"NBJ's rebuttal doesn’t measure apples-to-apples. They need to back out Sports Nutrition and Meal Replacements, which is about 30% of the total by their estimates. This gets us to a comparison of $24.5B (NBJ) to $11.8B (TG). Not clear why you’d want to include these segments given the differences in forms, Vendor profiles, Retailer shares, ingredients and significant different demographic profile. Nevertheless, I pro-rated the NBJ channel sales for 2013 (that’s all I have available to me) by 70%. That’s what the above numbers reflect.
Point of clarification, TG put a $2.6B estimate on Sports Nutrition, but there is not a confidence interval placed on that until next year. NBJ estimate is over $10B, but there are some definitional variations. Even after that, though, there will still be a substantial disparity to reconcile, but that will have to wait until next year.

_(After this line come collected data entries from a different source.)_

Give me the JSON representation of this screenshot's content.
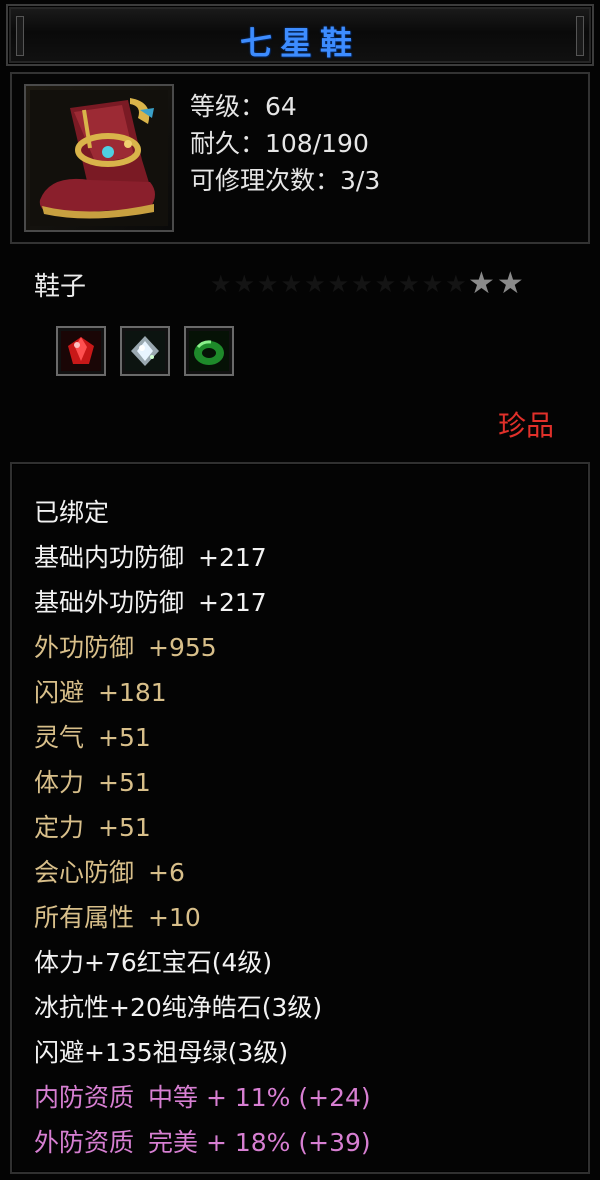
{
  "item": {
    "name": "七星鞋",
    "level": "等级：64",
    "durability": "耐久：108/190",
    "repairs": "可修理次数：3/3",
    "type": "鞋子",
    "stars": "★★",
    "quality": "珍品",
    "gems": [
      "ruby-gem-icon",
      "diamond-gem-icon",
      "emerald-gem-icon"
    ]
  },
  "attributes": [
    {
      "name": "已绑定",
      "value": "",
      "color": "white"
    },
    {
      "name": "基础内功防御",
      "value": "+217",
      "color": "white"
    },
    {
      "name": "基础外功防御",
      "value": "+217",
      "color": "white"
    },
    {
      "name": "外功防御",
      "value": "+955",
      "color": "gold"
    },
    {
      "name": "闪避",
      "value": "+181",
      "color": "gold"
    },
    {
      "name": "灵气",
      "value": "+51",
      "color": "gold"
    },
    {
      "name": "体力",
      "value": "+51",
      "color": "gold"
    },
    {
      "name": "定力",
      "value": "+51",
      "color": "gold"
    },
    {
      "name": "会心防御",
      "value": "+6",
      "color": "gold"
    },
    {
      "name": "所有属性",
      "value": "+10",
      "color": "gold"
    },
    {
      "name": "体力+76红宝石(4级)",
      "value": "",
      "color": "white"
    },
    {
      "name": "冰抗性+20纯净皓石(3级)",
      "value": "",
      "color": "white"
    },
    {
      "name": "闪避+135祖母绿(3级)",
      "value": "",
      "color": "white"
    },
    {
      "name": "内防资质",
      "value": "中等  +  11%  (+24)",
      "color": "pink"
    },
    {
      "name": "外防资质",
      "value": "完美  +  18%  (+39)",
      "color": "pink"
    }
  ],
  "colors": {
    "title": "#3d8cff",
    "quality": "#e0302a",
    "white": "#f2f2f2",
    "gold": "#d8bf8a",
    "pink": "#d77fd2"
  }
}
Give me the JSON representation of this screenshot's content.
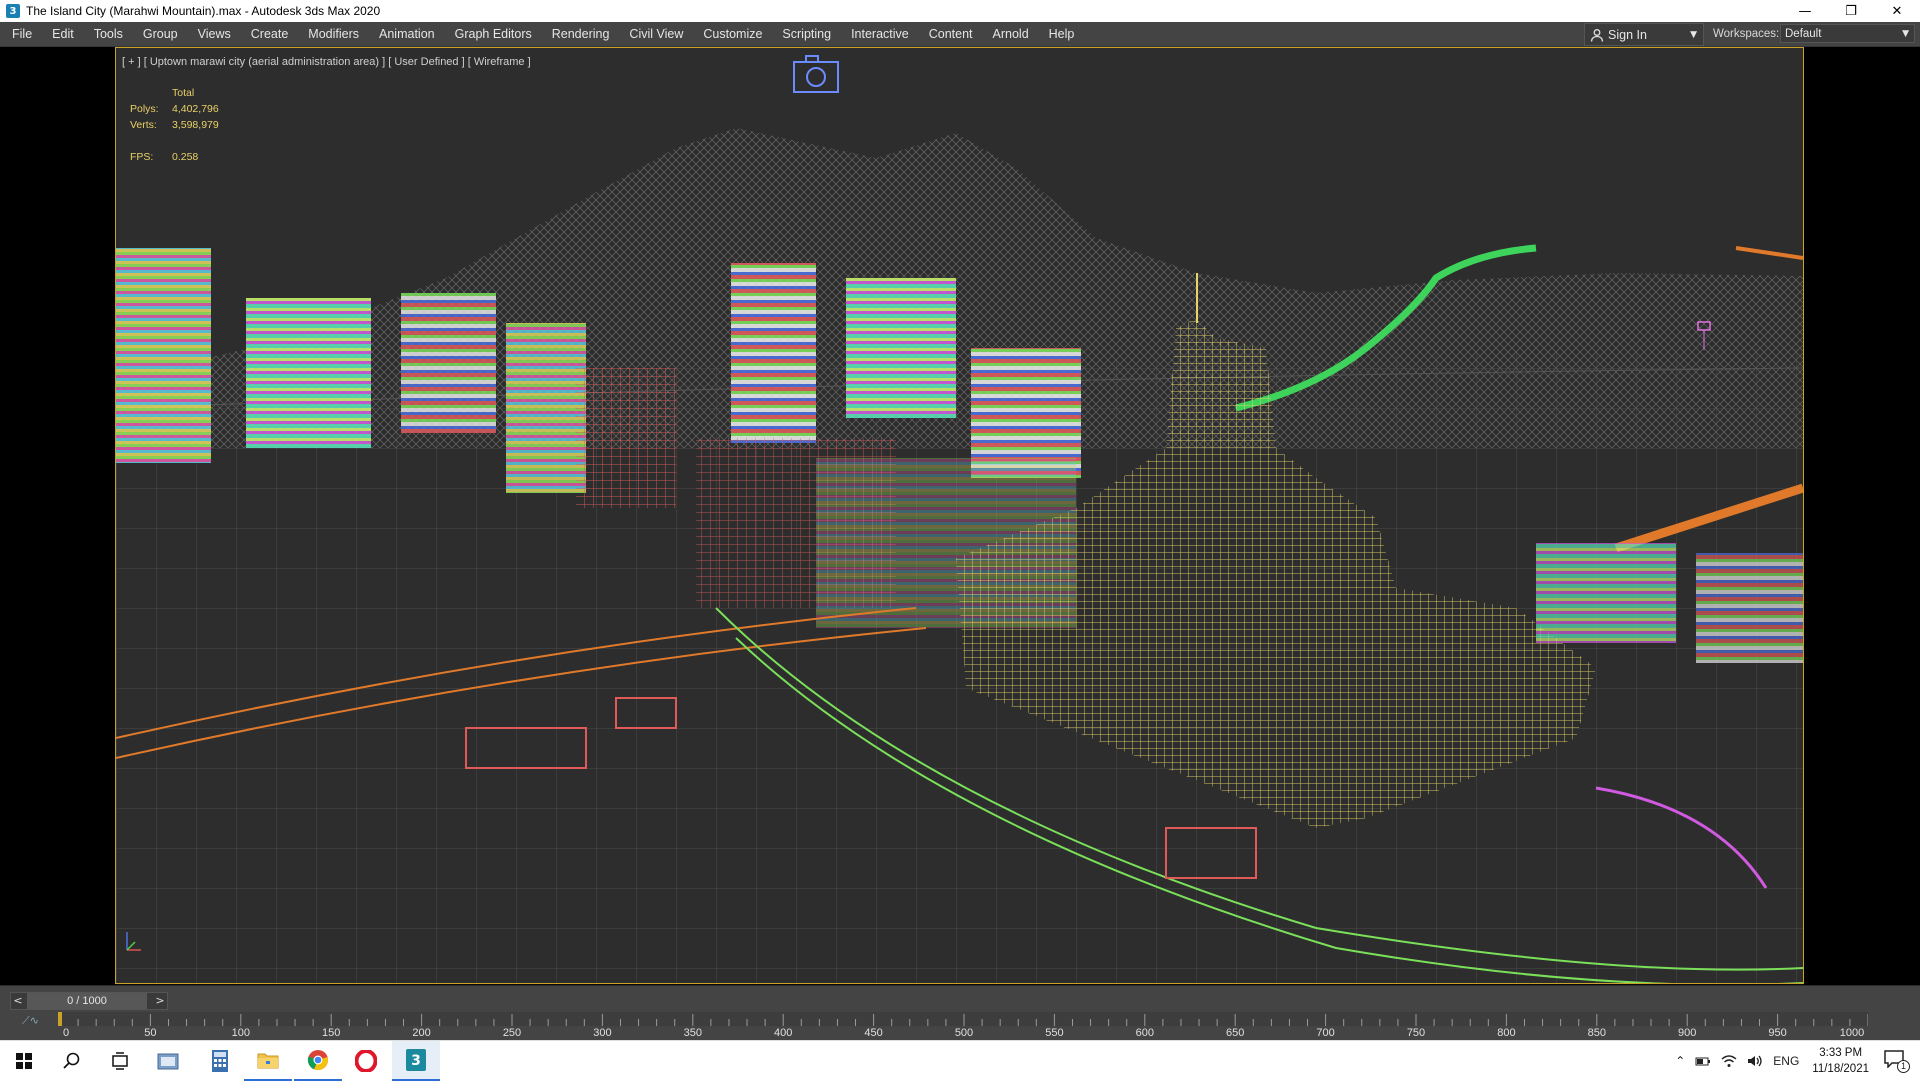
{
  "window": {
    "title": "The Island City (Marahwi Mountain).max - Autodesk 3ds Max 2020",
    "app_icon": "3",
    "controls": {
      "minimize": "—",
      "restore": "❐",
      "close": "✕"
    }
  },
  "menubar": {
    "items": [
      "File",
      "Edit",
      "Tools",
      "Group",
      "Views",
      "Create",
      "Modifiers",
      "Animation",
      "Graph Editors",
      "Rendering",
      "Civil View",
      "Customize",
      "Scripting",
      "Interactive",
      "Content",
      "Arnold",
      "Help"
    ],
    "sign_in": "Sign In",
    "workspaces_label": "Workspaces:",
    "workspaces_value": "Default"
  },
  "viewport": {
    "label": "[ + ] [ Uptown marawi city (aerial administration area) ] [ User Defined ] [ Wireframe ]",
    "border_color": "#c9a227",
    "stats": {
      "header": "Total",
      "polys_label": "Polys:",
      "polys_value": "4,402,796",
      "verts_label": "Verts:",
      "verts_value": "3,598,979",
      "fps_label": "FPS:",
      "fps_value": "0.258"
    }
  },
  "timeline": {
    "frame_display": "0 / 1000",
    "prev": "<",
    "next": ">",
    "ticks": [
      "0",
      "50",
      "100",
      "150",
      "200",
      "250",
      "300",
      "350",
      "400",
      "450",
      "500",
      "550",
      "600",
      "650",
      "700",
      "750",
      "800",
      "850",
      "900",
      "950",
      "1000"
    ],
    "current_frame": 0,
    "total_frames": 1000
  },
  "taskbar": {
    "apps": [
      "start-icon",
      "search-icon",
      "task-view-icon",
      "file-manager-icon",
      "calculator-icon",
      "file-explorer-icon",
      "chrome-icon",
      "opera-icon",
      "3dsmax-icon"
    ],
    "tray": {
      "lang": "ENG",
      "time": "3:33 PM",
      "date": "11/18/2021",
      "notification_count": "1"
    }
  }
}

John Bradley is correct that disparity is in estimates of Natural & Specialty, MLM and the remaining parts of Mail Order/Radio/Practitioner/Direct-to-Consumer. So let’s address the three elements separately.
Nutrition Specialty Sales are provided in the table at the bottom of this article (click the zoom function for full size) and are footnoted appropriately. Some of the $7.4B disparity has to do with the Sports Nut/Meal Replacement issue, but that would only explain the Nutrition Specialty variance (GNC, VSI and VW). It is the Natural Food estimates that are vastly overstated in the NBJ estimate.
Reading the latest 10K’s by these retailers (Whole Foods, Natural Grocers by Vitamin Cottage, Sprouts and Fresh Market) NBJ is assigning 10% of the retail sales of these retailers to Supplement alone. Considering that almost 60% is just Perishable, their estimate assigns 25% of the non-Perishable sales to Supplements. Think about all of the other things that these retailers sell: Alcohol (Big!), Candy, Salty Snack, Household Cleaners, Spices and Seasonings, Rice and other Side Dishes, Shampoos, Face Creams, and yes, Vitamins, Minerals and Supplements.
As an absolute high side, these retailers would do 2.0% of their sales in VMS category. I’ll give 5% to Vitamin Cottage given its name and heritage. The Big 4 in Natural Foods, then, looks like a more modest $380MM. If the number was that much bigger would Fresh Market have announced that they are discontinuing ALL Health & Beauty? Even with the huge margins in Vitamins, they didn’t generate enough volume to warrant keeping them.
With respect to MLM who and where are all of these people doing $5.6B of Vitamin Sales? Since 2005 TABS Group has never had more than 3% of category buyers say they buy from this outlet, with the average over that time being less than 2%. Compare this 2% to the 92% that state that they buy in Mass Market and the 60% say they buy there exclusively. How then, do we get to MLM at $5.6B and Mass Market at $6.9B (both pro-rated numbers)?
The answer for much of this disparity is that NBJ is measuring what is being shipped out, but not what is being sold through. Indeed there has been a year’s worth of financial media stories focused on the MLM industry and the fact that most of those sales and being absorbed by their distributors, not the end-consumer.
Mail Order dried up significantly in our study once Internet sales became a major factor in the category about three years ago. Practitioners and Direct-to-Consumer (DTC) have never registered any meaningful feedback from our study as being a meaningful outlet for purchasing Vitamins. We always provide the ability for respondents to add outlets not captured in our list. That is how we discovered Swanson Vitamins as a meaningful player in Online sales. No such responses have presented themselves for Practitioners and DTC.
In Natural and Specialty retail it is much the same. Go to any of these retailers and you find a vast assortment of product: thousands of SKU’s. Sprouts proudly proclaims 4,700 SKU’s in their stores and there may be twice that in VSI and GNC. The dirty little secret is that the majority of the SKU inventory represents years, if not decades, of inventory.
Using our Sprouts estimate of $60MM in retail dollars, we estimate they turn their 4,700 SKU’s of inventory about 1x per year. Given the very high margins and dollar rings on these products, that’s probably acceptable to them, and those turns aren’t that much different than a typical Drug Chain. NBJ estimates Sprouts turns the merchandise 10x! That is virtually impossible. If the turns were that high for this highly profitable category then they would expand their SKU count to 25 or 50,000 because the Inventory Return (GMROII) would be off the charts.
So yes, based on this approach our initial estimate of $1.5B for Natural & Specialty seems a bit low, but we wanted to stay true to the model to get a more accurate aggregate number. That higher number would also assume the 2.0% of retail sales assumption for Natural Foods. Even under that assumption, however, that higher number may be in the $1.8-2.0B range, not $9.0B!"